Now speaking in a resigned but angry monotone, Sy described the real pirates: renegade criminals who raided the village every few months in pursuit of women and children to kidnap and sell into slavery, and militant Islamic factions who tried to conquer Sy’s village and submit the camp to strict Sharia law. Finally, he explained that he had to protect his nascent civilization from covert attacks from the West.

In midsentence, Sy’s voice was drowned by gunfire and the collage of injustice switched to action-packed images of raiders coming down the ridge and firing on Sy’s troops. It switched
to three men dressed in black jumpsuits, standing clear of the action, discussing the battle in French with a detached attitude. Then the video became a jerky reality adventure of the three black-clad men retrieving the barrel of toxic waste. As their pickup drove away, the video switched to a scene of skiffs bristling with firepower.

The image then appeared to move from above the surface to below, as though the camera itself had been lowered underwater. It showed the sonar-visualized underwater field of toxic waste, barrel after barrel. The video concluded with families in a circle eating and laughing, with a final focus on Sy. He said, “We appreciate your good thoughts and prayers but believe we can solve this problem ourselves.”

“If Farley can put that together from a refugee camp,” Gloria said, “think of what a professional can do with it.”

Bupin’s lips folded into a serious frown. He said, “This can do great deal of our work, perhaps even gravy our cake.”

“Did you catch that resolution?” Ringo asked. “Even in the dark, that image was razor sharp.
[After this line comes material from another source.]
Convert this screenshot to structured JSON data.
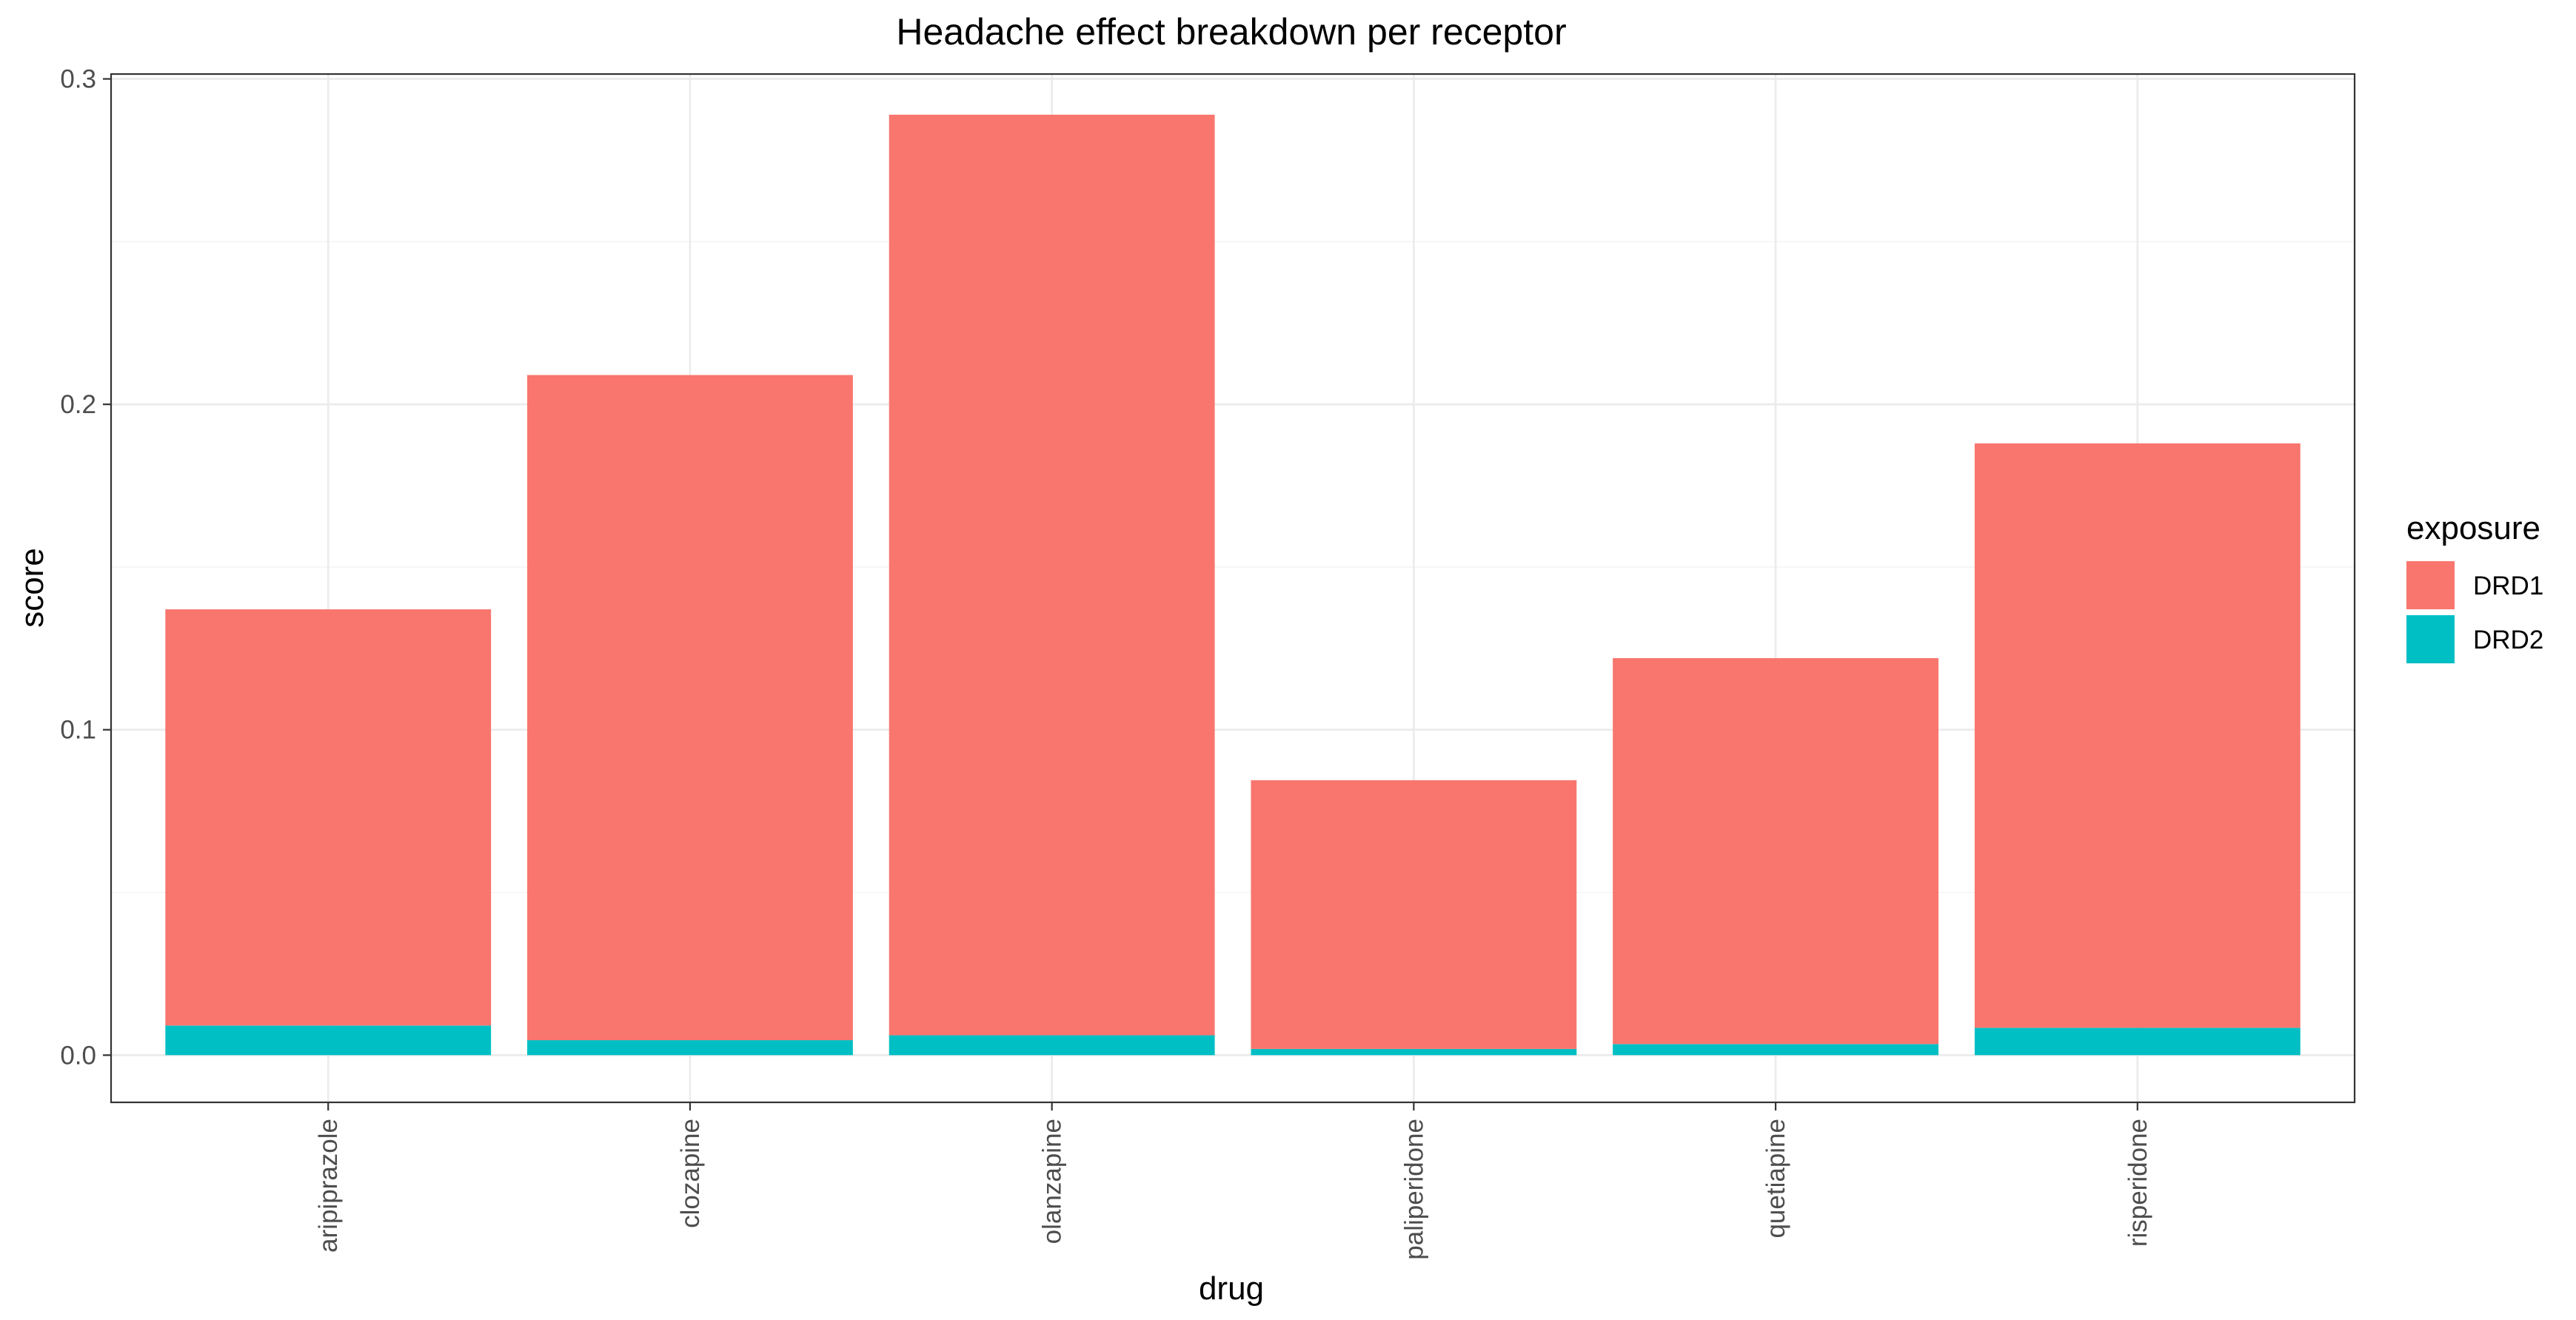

I designed those cameras with ten times HD resolution, dude, and that’s not all, you know.” Ringo rambled on despite the fact that no one was listening. “Each pixel is a charge-coupled device, a CCD. When light hits a CCD it generates a current. That’s how the image is converted to an electric signal. Not only did I use more densely packed CCDs than any camera you can buy, I designed the CCDs with multiple dopants. Check this out.” He rewound the video to the scenes after dark. “My CCDs cover the infrared and operate on such a low leakage current the batteries last forever.” He looked around. Chopper was snoozing on the couch, and Gloria and Bupin were
huddled over a pad of paper. He said, “I am awesome,” but not loud enough to interrupt anyone.

He went into the server room and got back to work. Stepping through the initialization sequence, the experiential database populated the parameters and cache memory of each transducer’s processor. He observed a strange lag, as though the e-db were choking on something.
Great
, he thought,
now I have to go all the way back to start
.

One of Ringo’s innovations had been automated processing of incoming data. That is, the data acquired by the sensors attached to Moby went into the e-db without any human intervention. The result was that the Moby app improved without any work, up to a point. They’d reached that point weeks ago, or so Ringo had thought.

He closed the Moby app and dug into the guts of the e-db. He’d last been in there the previous day. A big chunk of new data had since arrived, but the automated processor had coughed it up. So much for taking that seventh day off.